Paham Jabariyah dinisbatkan kepada Jahm bin Shafwan karena itu kaum Jabariyah disebut sebagai kaum Jahmiyah, Namun pendapat lain mengatakan bahwa orang yang pertama mempelopori paham jabariyah adalah Al-Ja'ad bin Dirham, dia juga disebut sebagai orang yang pertama kali menyatakan bahwa Al-Quran itu makhluq dan meniadakan sifat-sifat Allah. Disamping itu kaum Jahmiyah juga mengingkari adanya ru'ya (melihat Allah dengan mata kepala di akhirat). Meskipun kaum Qadariyah dan Jahmiyah sudah musnah namun ajarannya masih tetap dilestarikan. Karena kaum Mu'tazilah menjadi pewaris kedua pemahaman tersebut.
Disebut Qadariyah karena mereka mewarisi isi paham mereka tentang penolakan terhadap adanya takdir, dan menyandarkan semua perbuatan manusia kepada diri sendiri tanpa adanya intervensi Allah. Disebut Jahmiyah karena mereka mewarisi dari paham penolakan mereka yang meniadakan sifat-sifat Allah, Al-quran itu Makhluk, dan pengingkatan mereka mengenai kemungkinan melihat Allah dengan mata kepala di hari kiamat. [2]

Terlepas dari perbedaan pendapat tentang awal lahirnya aliran ini, dalam Alquran sendiri banyak terdapat ayat-ayat yeng menunjukkan tentang latar belakang lahirnya paham Jabariyah, diantaranya:

1.      QS ash-Shaffat: 96

وَاللَّهُ خَلَقَكُمْ وَمَا تَعْمَلُونَ

Artinya: “Padahal Allah-lah yang menciptakan kamu dan apa yang kamu perbuat itu".

2.       QS al-Anfal: 17

فَلَمْ تَقْتُلُوهُمْ وَلَكِنَّ اللَّهَ قَتَلَهُمْ وَمَا رَمَيْتَ إِذْ رَمَيْتَ وَلَكِنَّ اللَّهَ رَمَى وَلِيُبْلِيَ الْمُؤْمِنِينَ مِنْهُ بَلاءً حَسَنًا إِنَّ اللَّهَ سَمِيعٌ عَلِيمٌ
Artinya: “Maka (yang sebenarnya) bukan kamu yang membunuh mereka, akan tetapi Allahlah yang membunuh mereka, dan bukan kamu yang melempar ketika kamu melempar, tetapi Allah-lah yang melempar. (Allah berbuat demikian untuk membinasakan mereka) dan untuk memberi kemenangan kepada orang-orang mukmin, dengan kemenangan yang baik. Sesungguhnya Allah Maha mendengar lagi Maha mengetahui.”

3.      QS al-Insan: 30

وَمَا تَشَاءُونَ إِلا أَنْ يَشَاءَ اللَّهُ إِنَّ اللَّهَ كَانَ عَلِيمًا حَكِيمًا

Artinya : “Dan kamu tidak mampu (menempuh jalan itu), kecuali bila dikehendaki Allah. Sesungguhnya Allah adalah Maha mengetahui lagi Maha Bijaksana.”
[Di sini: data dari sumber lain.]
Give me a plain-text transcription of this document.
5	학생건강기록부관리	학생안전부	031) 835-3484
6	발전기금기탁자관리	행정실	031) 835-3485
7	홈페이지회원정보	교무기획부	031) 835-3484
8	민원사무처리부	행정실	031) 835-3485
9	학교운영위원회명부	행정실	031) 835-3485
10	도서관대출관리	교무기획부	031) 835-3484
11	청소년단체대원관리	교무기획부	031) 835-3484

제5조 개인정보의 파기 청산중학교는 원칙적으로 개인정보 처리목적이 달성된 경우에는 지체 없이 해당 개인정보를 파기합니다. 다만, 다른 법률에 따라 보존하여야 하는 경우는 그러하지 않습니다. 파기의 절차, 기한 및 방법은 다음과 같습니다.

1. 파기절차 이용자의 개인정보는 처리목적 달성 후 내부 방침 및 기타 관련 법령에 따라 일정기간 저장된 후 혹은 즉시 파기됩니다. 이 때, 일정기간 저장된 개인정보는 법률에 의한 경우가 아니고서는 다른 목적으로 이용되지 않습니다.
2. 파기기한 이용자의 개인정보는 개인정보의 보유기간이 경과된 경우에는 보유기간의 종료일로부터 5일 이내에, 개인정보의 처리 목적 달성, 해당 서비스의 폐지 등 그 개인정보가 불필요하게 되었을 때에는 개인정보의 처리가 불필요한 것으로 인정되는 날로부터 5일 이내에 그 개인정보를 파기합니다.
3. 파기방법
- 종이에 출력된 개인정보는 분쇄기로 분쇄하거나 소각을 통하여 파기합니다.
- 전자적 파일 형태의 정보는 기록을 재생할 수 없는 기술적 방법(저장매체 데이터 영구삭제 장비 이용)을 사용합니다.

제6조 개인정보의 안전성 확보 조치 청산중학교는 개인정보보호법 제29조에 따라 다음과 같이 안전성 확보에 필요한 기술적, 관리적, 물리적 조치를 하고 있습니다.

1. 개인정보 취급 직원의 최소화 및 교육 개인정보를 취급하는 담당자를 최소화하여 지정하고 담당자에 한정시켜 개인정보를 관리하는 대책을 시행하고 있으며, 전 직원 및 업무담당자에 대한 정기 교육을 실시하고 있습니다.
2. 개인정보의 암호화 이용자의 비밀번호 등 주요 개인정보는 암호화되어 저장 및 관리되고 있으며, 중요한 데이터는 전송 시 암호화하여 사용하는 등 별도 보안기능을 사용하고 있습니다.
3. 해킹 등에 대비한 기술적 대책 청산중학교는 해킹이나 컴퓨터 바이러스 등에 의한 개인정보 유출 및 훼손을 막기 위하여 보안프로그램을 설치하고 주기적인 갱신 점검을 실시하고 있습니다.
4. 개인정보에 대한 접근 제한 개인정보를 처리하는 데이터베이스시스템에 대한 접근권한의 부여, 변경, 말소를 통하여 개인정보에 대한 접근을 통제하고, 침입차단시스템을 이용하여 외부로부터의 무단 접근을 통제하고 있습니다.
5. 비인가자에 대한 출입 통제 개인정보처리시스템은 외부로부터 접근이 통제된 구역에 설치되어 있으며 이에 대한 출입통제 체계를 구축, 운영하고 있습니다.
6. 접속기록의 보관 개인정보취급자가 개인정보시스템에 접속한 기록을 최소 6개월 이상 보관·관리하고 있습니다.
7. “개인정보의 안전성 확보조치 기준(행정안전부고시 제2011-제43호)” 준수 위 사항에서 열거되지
Selain ayat-ayat Alquran di atas benih-benih faham al-Jabar juga dapat dilihat dalam beberapa peristiwa sejarah: [3]


a.       Suatu ketika Nabi menjumpai sahabatnya yang sedang bertengkar dalam masalah Takdir Tuhan, Nabi melarang mereka untuk memperdebatkan persoalan tersebut, agar terhindar dari kekeliruan penafsiran tentang ayat-ayat Tuhan mengenai takdir.

b.      Khalifah Umar bin al-Khaththab pernah menangkap seorang pencuri. Ketika diintrogasi, pencuri itu berkata "Tuhan telah menentukan aku mencuri". Mendengar itu Umar kemudian marah sekali dan menganggap orang itu telah berdusta. Oleh karena itu Umar memberikan dua jenis hukuman kepada orang itu, yaitu: hukuman potongan tangan karena mencuri dan hukuman dera karena menggunakan dalil takdir Tuhan.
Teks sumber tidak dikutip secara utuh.